Brad Pitt and Julia Roberts, looking for love and a pistola, seem like a dream pairing, but the on-screen chemistry never materializes. It's the first time the two have starred together － but they're much better apart.
Despite a two-hour convoluted plot, the star power does manage to shine through a bit. Pitt plays Jerry Welbach, an inept L.A. grifter trying to get out of the business. His boss gives him an ultimatum: Go to Mexico, find a finely crafted vintage pistol known as "the Mexican," or else.
Tracking down the pistol is easy, but it turns out the side arm is cursed. Jerry loses it, of course, then not only is his rental car stolen, but his backup transportation, a donkey, runs away.
Roberts appears as Sam, Jerry's girlfriend back in Los Angeles. Fed up with Jerry's irresponsibility, she takes off for the bright lights of Las Vegas.
The gangsters begin to suspect Jerry, so they send a hit man (Gandolfini), to take Sam hostage.
Gandolfini, of "The Sopranos" fame, gives a compelling performance as a sensitive, gay hit man befriending Samantha. He ends up carrying the film and connects better with Roberts than Pitt does.
If you're looking for love, "The Mexican" misfires. But if you're looking for mindless fun, you could do worse.
SEE SPOT RUN (2001)
Directed by John Whitesell. Starring David Arquette, Leslie Bibb, Paul Sorvino, Angus T. Jones, Joe Viterelli and Steven Shirripa.
Who wouldn't love a family movie about dogs, cute children and beautiful single mothers? Well, "See Spot Run" might be a good movie on paper, but this slapstick comedy falls flat.
David Arquette stars as Gordon, a bumbling mailman who hates dogs. To win over his lovely neighbor (Bibb), he offers to baby-sit her son (Jones). But Gordon has his hands full and ends up saddled with a dog on the run from the mob.
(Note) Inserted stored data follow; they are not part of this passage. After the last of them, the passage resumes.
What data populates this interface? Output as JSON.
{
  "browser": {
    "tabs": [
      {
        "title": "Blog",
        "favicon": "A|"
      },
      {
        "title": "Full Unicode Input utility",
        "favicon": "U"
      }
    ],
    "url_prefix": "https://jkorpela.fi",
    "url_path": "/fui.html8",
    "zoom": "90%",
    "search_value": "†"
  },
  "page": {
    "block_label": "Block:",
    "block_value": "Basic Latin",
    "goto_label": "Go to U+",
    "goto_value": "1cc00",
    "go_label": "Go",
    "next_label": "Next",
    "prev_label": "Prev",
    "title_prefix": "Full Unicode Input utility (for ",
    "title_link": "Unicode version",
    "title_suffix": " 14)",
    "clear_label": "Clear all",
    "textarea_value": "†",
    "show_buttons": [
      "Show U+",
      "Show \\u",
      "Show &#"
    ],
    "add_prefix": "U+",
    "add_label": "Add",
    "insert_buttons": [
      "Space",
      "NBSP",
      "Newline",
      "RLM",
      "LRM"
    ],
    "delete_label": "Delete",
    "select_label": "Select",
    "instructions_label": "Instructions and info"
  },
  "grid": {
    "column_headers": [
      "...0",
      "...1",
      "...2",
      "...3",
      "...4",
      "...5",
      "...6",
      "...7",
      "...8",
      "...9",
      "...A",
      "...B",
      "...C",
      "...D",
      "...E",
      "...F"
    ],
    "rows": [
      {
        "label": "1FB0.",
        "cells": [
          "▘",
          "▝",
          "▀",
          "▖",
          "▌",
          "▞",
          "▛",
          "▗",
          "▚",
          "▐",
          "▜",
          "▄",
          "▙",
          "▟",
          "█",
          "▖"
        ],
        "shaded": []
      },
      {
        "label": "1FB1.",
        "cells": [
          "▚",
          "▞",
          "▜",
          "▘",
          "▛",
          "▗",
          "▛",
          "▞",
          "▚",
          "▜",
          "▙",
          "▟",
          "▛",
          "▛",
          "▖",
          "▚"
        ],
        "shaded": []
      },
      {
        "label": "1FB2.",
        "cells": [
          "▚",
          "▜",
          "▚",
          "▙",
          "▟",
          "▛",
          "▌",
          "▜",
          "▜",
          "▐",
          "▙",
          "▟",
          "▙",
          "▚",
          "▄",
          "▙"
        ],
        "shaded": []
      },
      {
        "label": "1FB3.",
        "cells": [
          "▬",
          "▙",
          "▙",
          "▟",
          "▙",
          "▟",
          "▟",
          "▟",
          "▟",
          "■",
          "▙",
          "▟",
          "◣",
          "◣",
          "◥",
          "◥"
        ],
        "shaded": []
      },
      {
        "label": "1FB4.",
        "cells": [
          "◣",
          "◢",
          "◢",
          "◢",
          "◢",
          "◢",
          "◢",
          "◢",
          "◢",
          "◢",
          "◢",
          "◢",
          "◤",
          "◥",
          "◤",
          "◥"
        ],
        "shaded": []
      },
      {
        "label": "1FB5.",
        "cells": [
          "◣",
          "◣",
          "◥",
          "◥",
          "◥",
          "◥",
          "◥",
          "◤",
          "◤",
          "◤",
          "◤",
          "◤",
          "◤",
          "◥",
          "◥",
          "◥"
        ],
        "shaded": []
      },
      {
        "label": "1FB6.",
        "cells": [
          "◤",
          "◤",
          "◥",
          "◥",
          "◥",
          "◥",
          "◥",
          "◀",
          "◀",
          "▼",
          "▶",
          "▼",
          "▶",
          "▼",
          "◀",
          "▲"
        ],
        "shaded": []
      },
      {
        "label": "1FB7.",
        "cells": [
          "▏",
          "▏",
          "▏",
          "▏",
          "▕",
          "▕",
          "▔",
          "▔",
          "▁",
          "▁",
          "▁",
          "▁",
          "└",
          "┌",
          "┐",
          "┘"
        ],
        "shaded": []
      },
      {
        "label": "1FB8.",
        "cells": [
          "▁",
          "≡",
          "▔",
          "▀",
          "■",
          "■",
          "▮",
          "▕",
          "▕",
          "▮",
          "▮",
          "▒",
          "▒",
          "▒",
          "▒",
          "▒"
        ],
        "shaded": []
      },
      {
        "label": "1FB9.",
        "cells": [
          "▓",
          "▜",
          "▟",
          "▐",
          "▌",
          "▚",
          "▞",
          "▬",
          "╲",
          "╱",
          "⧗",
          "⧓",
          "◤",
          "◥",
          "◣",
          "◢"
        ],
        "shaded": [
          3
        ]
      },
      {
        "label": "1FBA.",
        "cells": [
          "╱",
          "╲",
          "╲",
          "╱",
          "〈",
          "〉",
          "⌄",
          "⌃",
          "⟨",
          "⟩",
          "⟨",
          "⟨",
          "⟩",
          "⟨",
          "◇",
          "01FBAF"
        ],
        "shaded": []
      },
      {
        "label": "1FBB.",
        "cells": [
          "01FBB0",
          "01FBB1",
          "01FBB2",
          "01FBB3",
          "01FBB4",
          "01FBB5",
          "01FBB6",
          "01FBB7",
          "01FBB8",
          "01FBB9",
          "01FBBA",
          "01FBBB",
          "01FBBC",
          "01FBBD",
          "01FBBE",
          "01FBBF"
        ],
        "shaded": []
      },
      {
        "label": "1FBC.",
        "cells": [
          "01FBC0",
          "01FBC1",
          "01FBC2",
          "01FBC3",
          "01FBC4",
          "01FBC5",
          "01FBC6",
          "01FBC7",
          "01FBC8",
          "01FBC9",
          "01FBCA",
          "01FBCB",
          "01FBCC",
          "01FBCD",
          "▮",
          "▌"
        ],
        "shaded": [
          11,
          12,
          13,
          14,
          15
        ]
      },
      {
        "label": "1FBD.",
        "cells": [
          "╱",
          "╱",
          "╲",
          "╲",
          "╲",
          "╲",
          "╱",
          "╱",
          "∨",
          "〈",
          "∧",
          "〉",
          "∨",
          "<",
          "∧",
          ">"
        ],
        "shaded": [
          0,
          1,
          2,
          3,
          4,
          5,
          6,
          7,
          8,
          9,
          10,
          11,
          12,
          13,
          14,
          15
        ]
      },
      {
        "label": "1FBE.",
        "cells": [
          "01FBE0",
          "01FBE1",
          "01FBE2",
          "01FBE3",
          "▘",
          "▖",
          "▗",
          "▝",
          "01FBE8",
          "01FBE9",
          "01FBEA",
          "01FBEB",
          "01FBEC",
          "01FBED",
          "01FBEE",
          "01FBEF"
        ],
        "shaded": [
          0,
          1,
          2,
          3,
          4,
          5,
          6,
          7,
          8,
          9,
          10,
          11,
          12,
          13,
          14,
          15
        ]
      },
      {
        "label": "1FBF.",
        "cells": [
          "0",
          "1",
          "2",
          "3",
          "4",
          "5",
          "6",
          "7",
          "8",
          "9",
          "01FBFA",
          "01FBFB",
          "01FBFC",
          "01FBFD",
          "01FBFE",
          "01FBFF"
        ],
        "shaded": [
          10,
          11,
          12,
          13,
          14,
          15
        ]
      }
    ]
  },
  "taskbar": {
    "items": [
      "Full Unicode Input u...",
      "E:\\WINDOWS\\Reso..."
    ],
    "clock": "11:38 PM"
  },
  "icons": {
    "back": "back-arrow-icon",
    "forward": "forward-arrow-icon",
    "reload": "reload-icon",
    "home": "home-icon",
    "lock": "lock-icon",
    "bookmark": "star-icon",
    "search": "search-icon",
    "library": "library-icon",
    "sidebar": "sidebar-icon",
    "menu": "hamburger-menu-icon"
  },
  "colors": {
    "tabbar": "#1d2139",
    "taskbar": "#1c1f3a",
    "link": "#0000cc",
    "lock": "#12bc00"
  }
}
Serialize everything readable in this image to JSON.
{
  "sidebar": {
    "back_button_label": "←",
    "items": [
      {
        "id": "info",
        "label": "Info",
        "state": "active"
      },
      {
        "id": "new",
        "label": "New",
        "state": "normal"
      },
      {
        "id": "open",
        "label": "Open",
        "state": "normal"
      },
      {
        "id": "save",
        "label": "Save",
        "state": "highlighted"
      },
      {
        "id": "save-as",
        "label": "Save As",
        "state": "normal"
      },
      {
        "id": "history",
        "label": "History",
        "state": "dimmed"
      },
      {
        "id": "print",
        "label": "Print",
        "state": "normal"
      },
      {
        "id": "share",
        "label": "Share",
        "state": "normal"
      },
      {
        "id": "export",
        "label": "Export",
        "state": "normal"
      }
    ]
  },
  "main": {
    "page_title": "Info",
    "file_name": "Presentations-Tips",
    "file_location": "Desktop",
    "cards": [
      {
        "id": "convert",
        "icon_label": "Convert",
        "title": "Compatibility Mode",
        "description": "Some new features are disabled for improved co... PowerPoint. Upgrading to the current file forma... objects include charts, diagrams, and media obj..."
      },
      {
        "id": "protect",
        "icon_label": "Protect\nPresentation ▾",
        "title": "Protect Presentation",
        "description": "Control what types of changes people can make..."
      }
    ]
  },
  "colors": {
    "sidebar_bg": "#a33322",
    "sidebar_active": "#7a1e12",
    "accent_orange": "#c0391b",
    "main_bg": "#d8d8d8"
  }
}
A veteran FBI bloodhound named Agent 11 has nipped crime boss Sonny Talia (Sorvino) one too many times. Sonny sends out two hit men (Viterelli and Shirripa) to terminate the pooch, who finds Gordon's mail truck the perfect hideout.
Arquette tries to pull off Adam Sandler gags here but mostly flails. The young audience the movie targets, though, will probably be forgiving.